= Eastern Division (United States Army) =

Eastern Division of the United States Army was one of its superior administrative organizations that existed during the mid-19th century and for a short time in the early 20th century.

== Eastern Division 1837 - 42 ==
Eastern Division of the U. S. Army was first created 1837, as the Army reorganized its administration. It had a subordinate 7th Military Department until 1841, and it was eliminated in 1842.

==Renewed Eastern Division 1844 - 53==
The Eastern Division was restored in 1844 with subordinate 5th Military Department until 1848 and the 8th Military Department until 1846.

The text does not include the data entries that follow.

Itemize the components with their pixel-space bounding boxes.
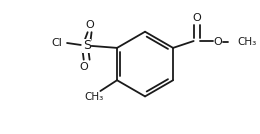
Text: S: S [83, 39, 91, 52]
Text: O: O [79, 62, 88, 72]
Text: O: O [192, 12, 201, 23]
Text: CH₃: CH₃ [238, 37, 257, 47]
Text: CH₃: CH₃ [84, 92, 103, 102]
Text: Cl: Cl [52, 38, 63, 48]
Text: O: O [85, 20, 94, 30]
Text: O: O [214, 37, 223, 47]
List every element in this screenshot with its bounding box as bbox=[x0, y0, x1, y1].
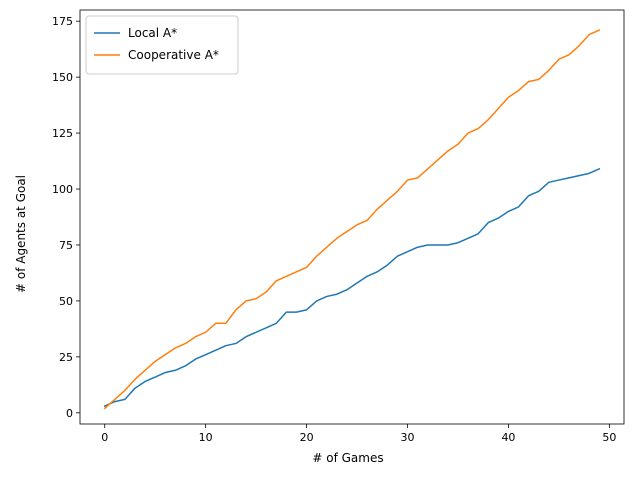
x-axis-label: # of Games bbox=[312, 451, 383, 465]
series-line-1 bbox=[103, 29, 601, 410]
y-tick-label: 175 bbox=[52, 15, 73, 28]
x-tick-label: 20 bbox=[300, 431, 314, 444]
y-tick-label: 0 bbox=[66, 407, 73, 420]
x-tick-label: 0 bbox=[101, 431, 108, 444]
plot-area-border bbox=[79, 9, 625, 425]
x-tick-label: 30 bbox=[401, 431, 415, 444]
y-tick-label: 100 bbox=[52, 183, 73, 196]
series-layer bbox=[103, 29, 601, 410]
y-tick-label: 50 bbox=[59, 295, 73, 308]
legend-label-1: Cooperative A* bbox=[128, 48, 219, 62]
y-tick-label: 125 bbox=[52, 127, 73, 140]
x-tick-label: 50 bbox=[602, 431, 616, 444]
y-axis-ticks: 0 25 50 75 100 125 150 175 bbox=[52, 15, 80, 420]
legend-box bbox=[85, 15, 239, 75]
y-tick-label: 25 bbox=[59, 351, 73, 364]
y-tick-label: 150 bbox=[52, 71, 73, 84]
legend: Local A* Cooperative A* bbox=[85, 15, 239, 75]
x-tick-label: 40 bbox=[501, 431, 515, 444]
y-axis-label: # of Agents at Goal bbox=[14, 175, 28, 293]
y-tick-label: 75 bbox=[59, 239, 73, 252]
series-line-0 bbox=[103, 167, 601, 408]
plot-frame bbox=[79, 9, 625, 425]
x-axis-ticks: 0 10 20 30 40 50 bbox=[101, 424, 616, 444]
legend-label-0: Local A* bbox=[128, 26, 177, 40]
x-tick-label: 10 bbox=[199, 431, 213, 444]
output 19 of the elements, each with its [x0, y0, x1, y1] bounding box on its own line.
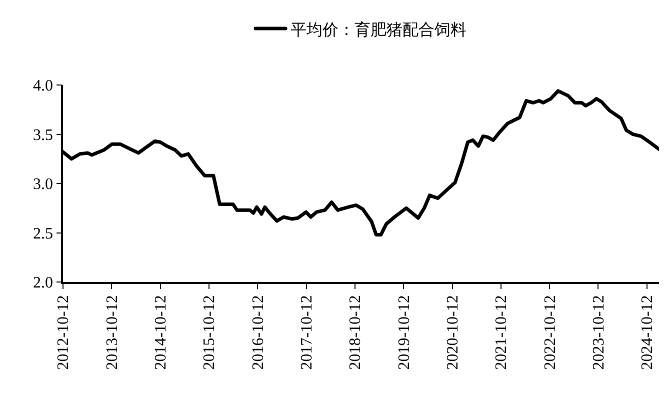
legend-label: 平均价：育肥猪配合饲料: [290, 20, 466, 39]
x-tick-label: 2017-10-12: [298, 295, 316, 370]
x-tick-label: 2016-10-12: [250, 295, 267, 370]
y-tick-label: 4.0: [33, 78, 54, 95]
x-tick-label: 2012-10-12: [55, 295, 72, 370]
x-tick-label: 2020-10-12: [444, 295, 462, 370]
x-tick-label: 2024-10-12: [639, 295, 656, 370]
x-tick-label: 2015-10-12: [201, 295, 218, 370]
x-tick-label: 2023-10-12: [590, 295, 608, 370]
y-tick-label: 2.0: [33, 274, 54, 292]
y-tick-label: 3.0: [33, 176, 54, 194]
x-tick-label: 2014-10-12: [152, 295, 170, 370]
y-tick-label: 2.5: [33, 225, 54, 242]
x-tick-label: 2022-10-12: [542, 295, 559, 370]
x-tick-label: 2019-10-12: [396, 295, 413, 370]
x-tick-label: 2013-10-12: [104, 295, 121, 370]
x-tick-label: 2018-10-12: [347, 295, 364, 370]
y-tick-label: 3.5: [33, 126, 54, 144]
x-tick-label: 2021-10-12: [493, 295, 510, 370]
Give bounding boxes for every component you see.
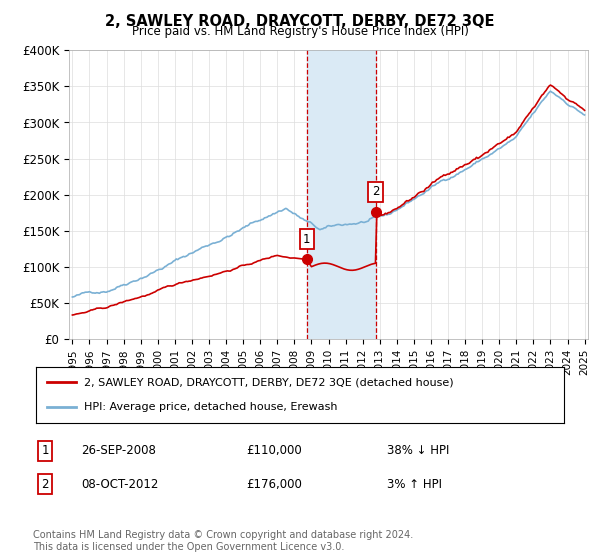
Text: 2: 2 (372, 185, 380, 198)
Text: Contains HM Land Registry data © Crown copyright and database right 2024.
This d: Contains HM Land Registry data © Crown c… (33, 530, 413, 552)
Bar (307, 50, 376, 339)
Text: 2, SAWLEY ROAD, DRAYCOTT, DERBY, DE72 3QE: 2, SAWLEY ROAD, DRAYCOTT, DERBY, DE72 3Q… (105, 14, 495, 29)
Text: 26-SEP-2008: 26-SEP-2008 (81, 444, 156, 458)
Text: £176,000: £176,000 (246, 478, 302, 491)
Text: 08-OCT-2012: 08-OCT-2012 (81, 478, 158, 491)
Text: 1: 1 (303, 233, 311, 246)
Text: 3% ↑ HPI: 3% ↑ HPI (387, 478, 442, 491)
Text: £110,000: £110,000 (246, 444, 302, 458)
Text: 2, SAWLEY ROAD, DRAYCOTT, DERBY, DE72 3QE (detached house): 2, SAWLEY ROAD, DRAYCOTT, DERBY, DE72 3Q… (83, 377, 453, 388)
Text: HPI: Average price, detached house, Erewash: HPI: Average price, detached house, Erew… (83, 402, 337, 412)
Text: 2: 2 (41, 478, 49, 491)
Text: 38% ↓ HPI: 38% ↓ HPI (387, 444, 449, 458)
Text: Price paid vs. HM Land Registry's House Price Index (HPI): Price paid vs. HM Land Registry's House … (131, 25, 469, 38)
Text: 1: 1 (41, 444, 49, 458)
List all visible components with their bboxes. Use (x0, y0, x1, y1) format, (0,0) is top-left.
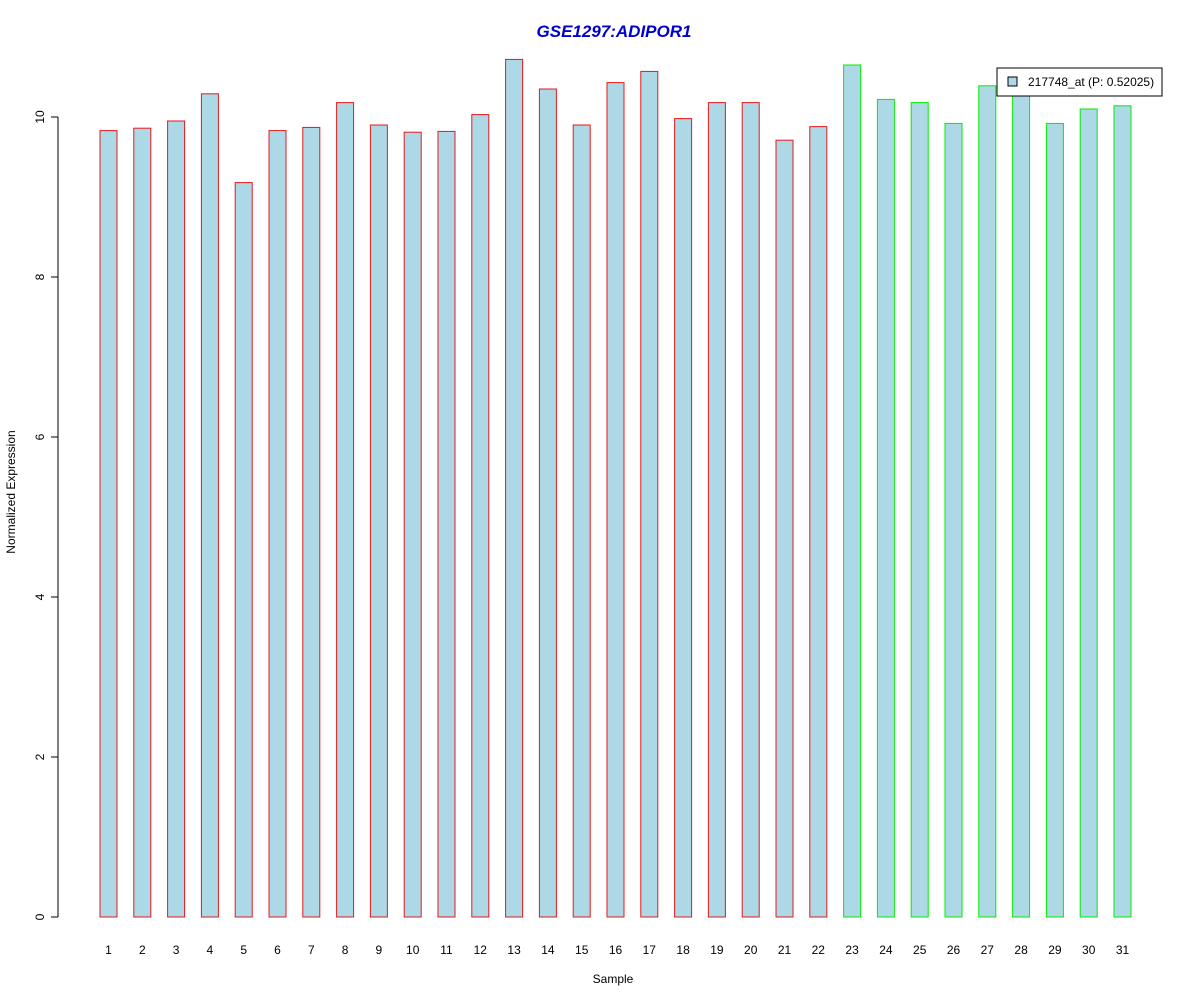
bar-sample-12 (471, 114, 490, 918)
bar-sample-22 (809, 126, 828, 918)
bar-sample-5 (234, 182, 253, 918)
bar-sample-25 (910, 102, 929, 918)
bar-sample-23 (843, 64, 862, 918)
x-tick-label: 23 (845, 943, 859, 957)
legend-label: 217748_at (P: 0.52025) (1028, 75, 1154, 89)
y-axis-label: Normalized Expression (4, 430, 18, 553)
x-tick-label: 5 (240, 943, 247, 957)
bar-sample-18 (674, 118, 693, 918)
bar-sample-6 (268, 130, 287, 918)
bar-sample-4 (200, 93, 219, 918)
x-tick-label: 30 (1082, 943, 1096, 957)
bar-sample-20 (741, 102, 760, 918)
x-tick-label: 6 (274, 943, 281, 957)
x-tick-labels: 1 2 3 4 5 6 7 8 9 10 11 12 13 14 15 16 17 18 19 20 21 22 23 24 2… (105, 943, 1129, 957)
chart-title: GSE1297:ADIPOR1 (537, 22, 692, 41)
x-tick-label: 10 (406, 943, 420, 957)
bar-sample-10 (403, 131, 422, 918)
y-tick-label: 10 (33, 110, 47, 124)
legend-swatch (1007, 76, 1018, 87)
x-tick-label: 13 (507, 943, 521, 957)
bar-sample-9 (369, 124, 388, 918)
x-tick-label: 15 (575, 943, 589, 957)
x-tick-label: 7 (308, 943, 315, 957)
x-axis-label: Sample (593, 972, 634, 986)
x-tick-label: 22 (812, 943, 826, 957)
bar-sample-8 (336, 102, 355, 918)
y-tick-label: 6 (33, 433, 47, 440)
bar-sample-28 (1012, 92, 1031, 918)
bar-sample-15 (572, 124, 591, 918)
x-tick-label: 1 (105, 943, 112, 957)
x-tick-label: 18 (676, 943, 690, 957)
y-tick-label: 4 (33, 593, 47, 600)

From 1848 to 1853 the Eastern Division had 4 subordinate departments.
- 1st Military Department, 1848–53; consolidated 1st and 3d Military Departments, 1849–50
- 2nd Military Department, 1848–51; consolidated 1st and 2d Military Departments, 1848–49
- 3rd Military Departments, 1848, 1850–53
- 4th Military Departments, 1848–53; consolidated 3d and 4th Military Departments, 1848

In 1853, the Eastern Division was replaced, along with the whole division echelon, in favor of territorial Departments. The Department of the East absorbed the four numerated departments (1st-4th) of the Eastern Division, with boundaries encompassing all the states east of the Mississippi River.

== Renewed Eastern Division 1911 - 13 ==
The departments were again organized under new divisions in 1911, with the Eastern Division having the subordinate Department of the East and Department of the Gulf. In 1913, the “Stimson Plan” again eliminated the division administrative echelon. The Eastern Department and Southern Department absorbed most of the Eastern Division.